In their November 2025 description of the disparian Solarion arienae, Valt and colleagues used phylogenomic analyses to determine its relationships and affinities with other 'protists'. The researchers formulated a dataset comprising 87 taxa representing the known diversity of eukaryotic organisms, based on 240 protein-coding genes and 77,133 amino acid sites. The novel supergroup Disparia comprises Provora (lit. 'devouring voracious protists')—a group described in 2022 based on the recognition of several new taxa—as the sister taxon to the new clade Membrifera (lit. 'limb-bearing'). Based on this analysis, both subclades contain two phyla, Nebulidia + Nibbleridia in the former and Hemimastigophora + Caelestes in the latter. While these relationships are well-supported, the placement of Disparia within Diaphoretickes varies based on what model or dataset is used in the analyses. Using a ELM+C60+G4 model, which excels in predicting sites where rapid evolution occurs, a maximum-likelihood tree was created, recreated in the cladogram below:

Valt and Čepička diagnosed Disparia as a branch-based clade, defined as:
Eukaryotes more closely related to Hemimastigophora, Provora, and Caelestes than to Metamonada, Discoba, Sar, Telonemia, Haptista, Pancryptista, Archaeplastida, Amoebozoa, Obazoa, CRuMs, Ancyromonadida, or Malawimonadida.
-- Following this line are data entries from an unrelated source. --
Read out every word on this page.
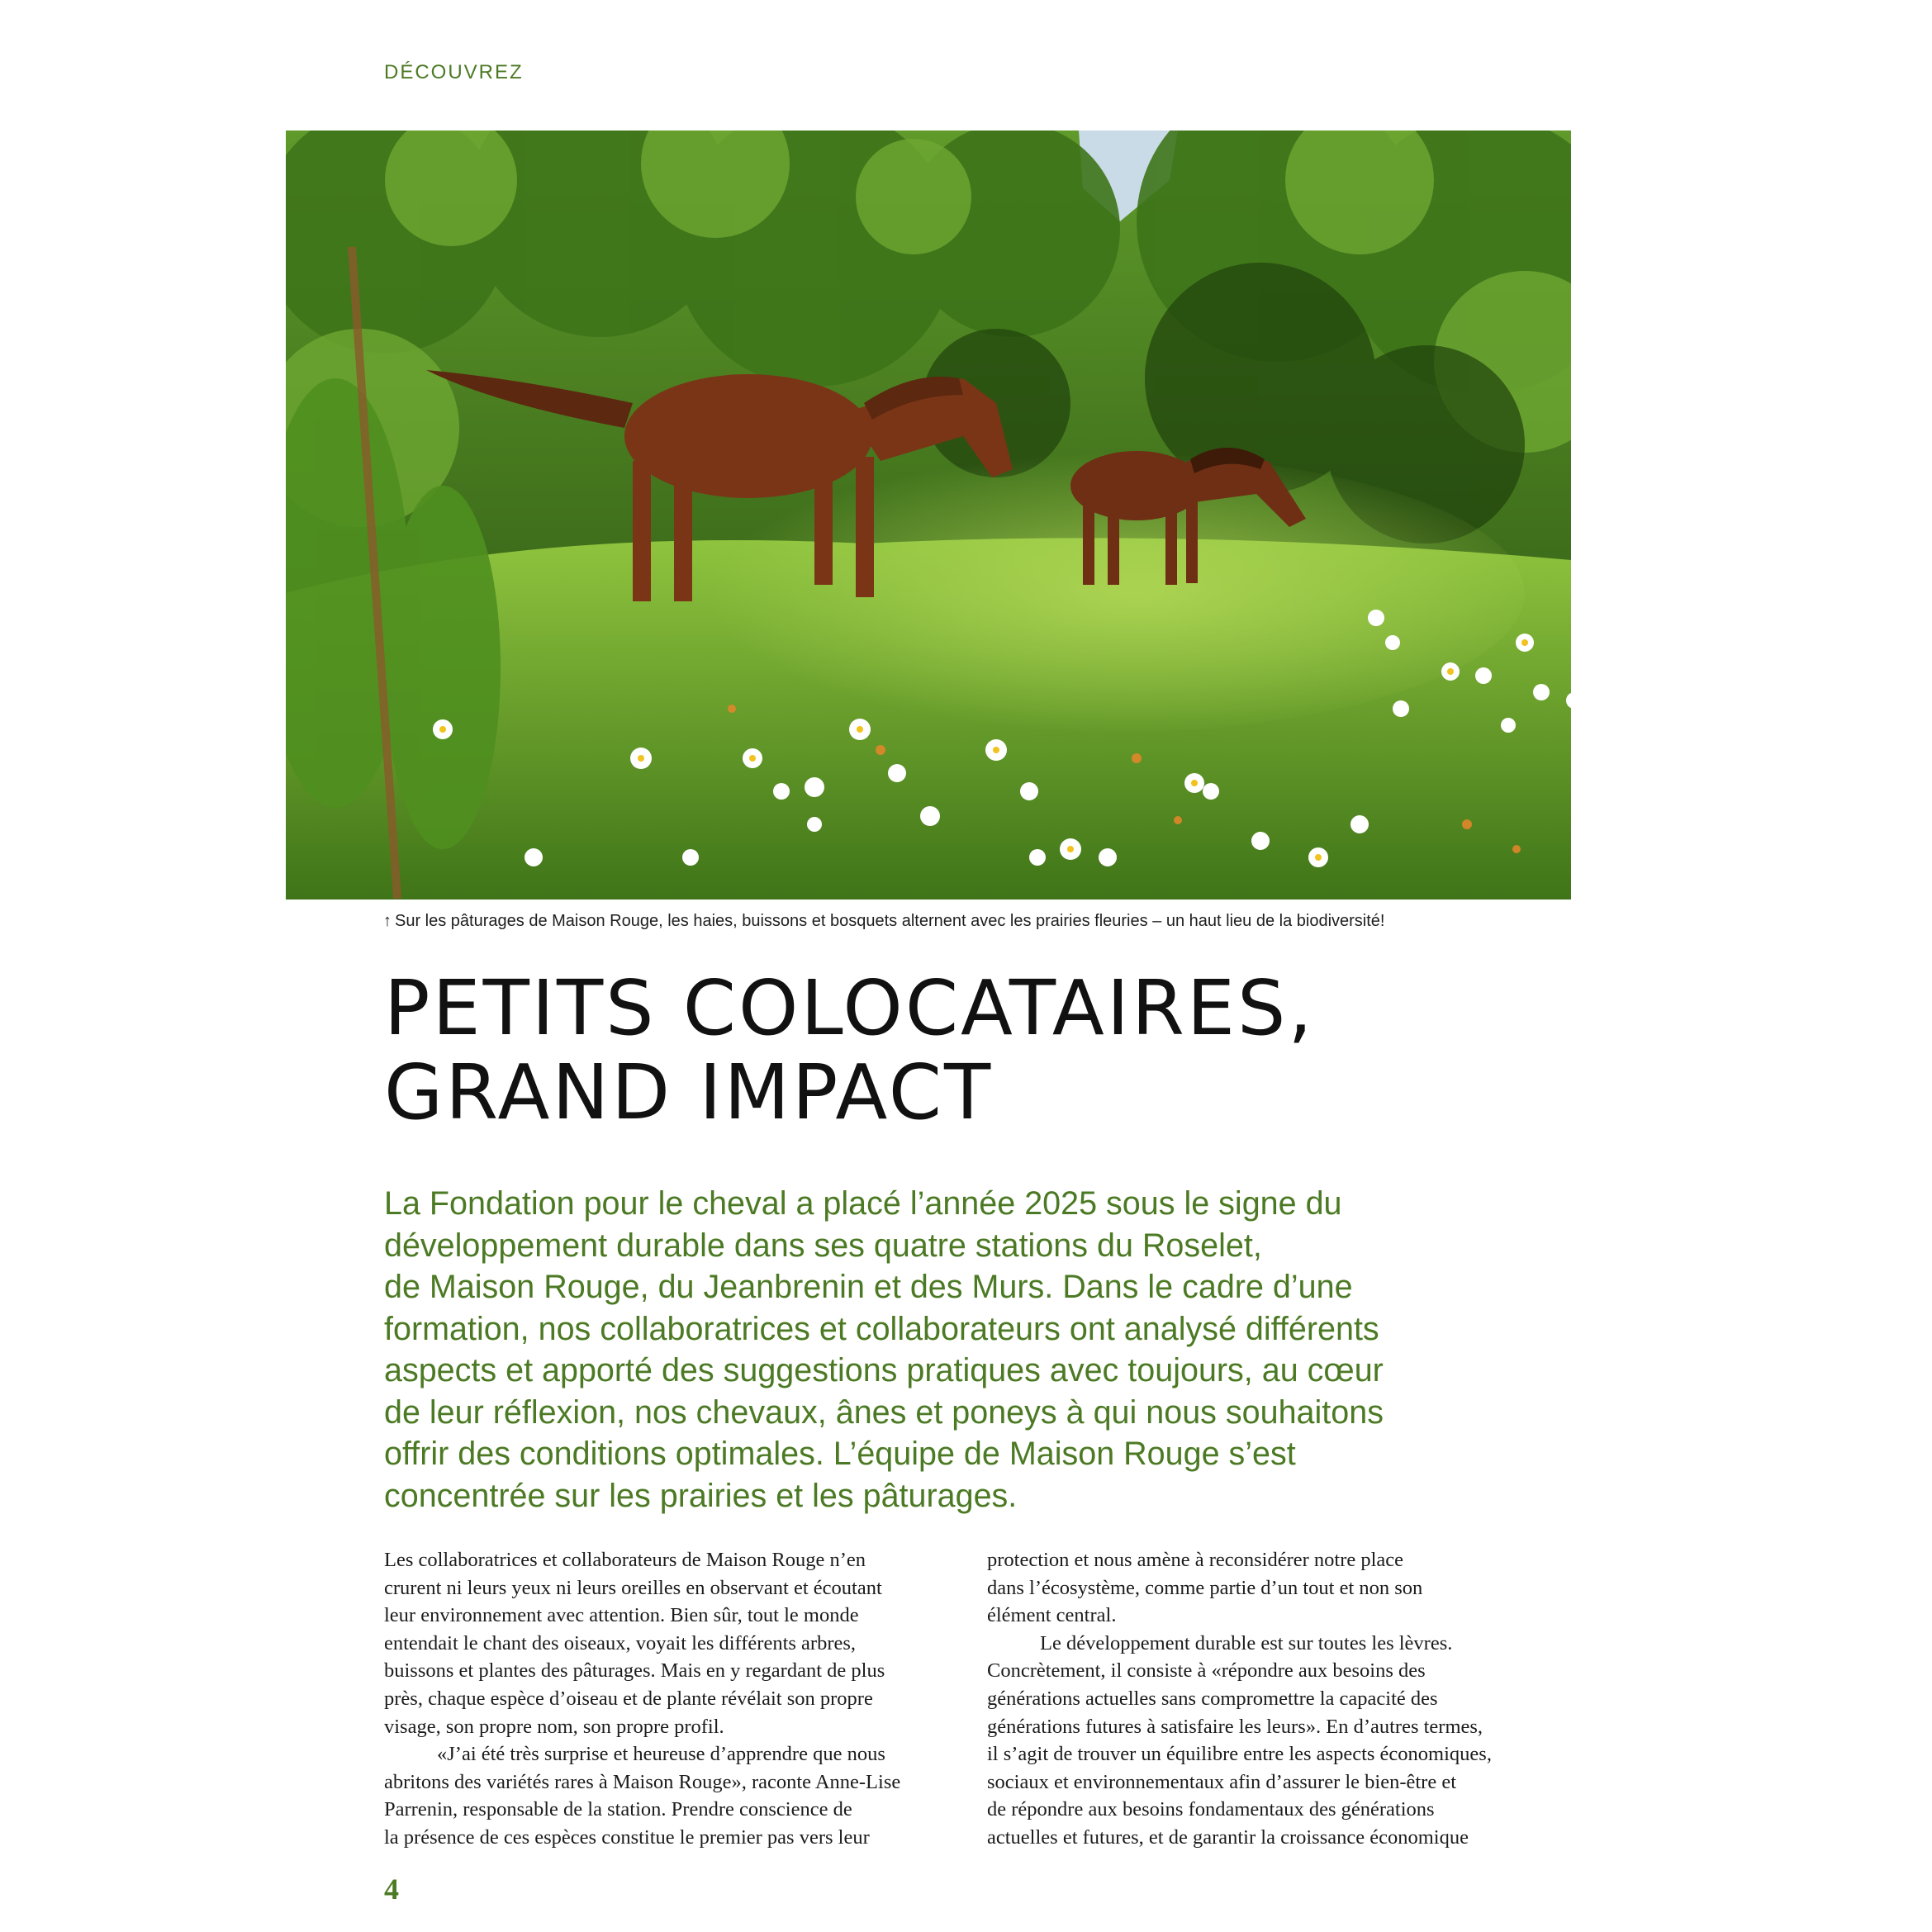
DÉCOUVREZ

↑ Sur les pâturages de Maison Rouge, les haies, buissons et bosquets alternent avec les prairies fleuries – un haut lieu de la biodiversité!

PETITS COLOCATAIRES,
GRAND IMPACT

La Fondation pour le cheval a placé l’année 2025 sous le signe du
développement durable dans ses quatre stations du Roselet,
de Maison Rouge, du Jeanbrenin et des Murs. Dans le cadre d’une
formation, nos collaboratrices et collaborateurs ont analysé différents
aspects et apporté des suggestions pratiques avec toujours, au cœur
de leur réflexion, nos chevaux, ânes et poneys à qui nous souhaitons
offrir des conditions optimales. L’équipe de Maison Rouge s’est
concentrée sur les prairies et les pâturages.

Les collaboratrices et collaborateurs de Maison Rouge n’en
crurent ni leurs yeux ni leurs oreilles en observant et écoutant
leur environnement avec attention. Bien sûr, tout le monde
entendait le chant des oiseaux, voyait les différents arbres,
buissons et plantes des pâturages. Mais en y regardant de plus
près, chaque espèce d’oiseau et de plante révélait son propre
visage, son propre nom, son propre profil.
«J’ai été très surprise et heureuse d’apprendre que nous
abritons des variétés rares à Maison Rouge», raconte Anne-Lise
Parrenin, responsable de la station. Prendre conscience de
la présence de ces espèces constitue le premier pas vers leur
protection et nous amène à reconsidérer notre place
dans l’écosystème, comme partie d’un tout et non son
élément central.
Le développement durable est sur toutes les lèvres.
Concrètement, il consiste à «répondre aux besoins des
générations actuelles sans compromettre la capacité des
générations futures à satisfaire les leurs». En d’autres termes,
il s’agit de trouver un équilibre entre les aspects économiques,
sociaux et environnementaux afin d’assurer le bien-être et
de répondre aux besoins fondamentaux des générations
actuelles et futures, et de garantir la croissance économique

4
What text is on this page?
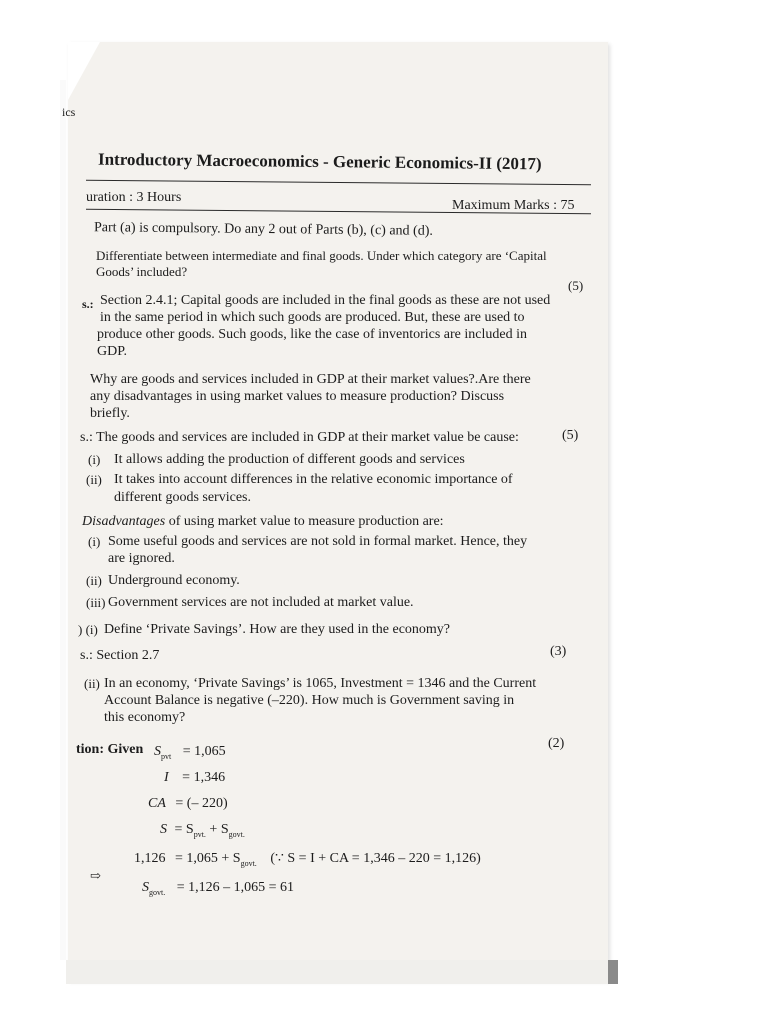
ics
Introductory Macroeconomics - Generic Economics-II (2017)
uration : 3 Hours
Maximum Marks : 75
Part (a) is compulsory. Do any 2 out of Parts (b), (c) and (d).
Differentiate between intermediate and final goods. Under which category are ‘Capital
Goods’ included?
(5)
s.: Section 2.4.1; Capital goods are included in the final goods as these are not used
in the same period in which such goods are produced. But, these are used to
produce other goods. Such goods, like the case of inventorics are included in
GDP.
Why are goods and services included in GDP at their market values?.Are there
any disadvantages in using market values to measure production? Discuss
briefly.
(5)
s.: The goods and services are included in GDP at their market value be cause:
(i) It allows adding the production of different goods and services
(ii) It takes into account differences in the relative economic importance of
different goods services.
Disadvantages of using market value to measure production are:
(i) Some useful goods and services are not sold in formal market. Hence, they
are ignored.
(ii) Underground economy.
(iii) Government services are not included at market value.
) (i) Define ‘Private Savings’. How are they used in the economy?
(3)
s.: Section 2.7
(ii) In an economy, ‘Private Savings’ is 1065, Investment = 1346 and the Current
Account Balance is negative (–220). How much is Government saving in
this economy?
(2)
tion: Given $S_{pvt} = 1,065$
I = 1,346
CA = (– 220)
$S = S_{pvt.} + S_{govt.}$
$1,126 = 1,065 + S_{govt.}$ (∵ S = I + CA = 1,346 – 220 = 1,126)
⇨
$S_{govt.} = 1,126 - 1,065 = 61$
Earlier in 2025, Zlatogursky, Boscaro, and Keeling named Promethea as a novel clade encompassing provorans, meteorids, and hemimastigophorans. The name is derived from the first letters of these three lineages (PROvorans, METeorids, and HEmimastigophorans). It also alludes to the Prometheus, a titan in Greek mythology, referencing the likely antiquity of the last common ancestor of prometheans. These researchers diagnosed it as a node-based clade, defined as:
The least inclusive clade containing Ancoracysta twista, Hemimastix kukwesjijk, and Meteora sporadica, but not Telonema subtile, Paramecium aurelia, or Arabidopsis thaliana.

As Promethea is a node-based clade, it is technically subordinate to (a member of) Disparia (a branch-based clade), although the two clades have identical content.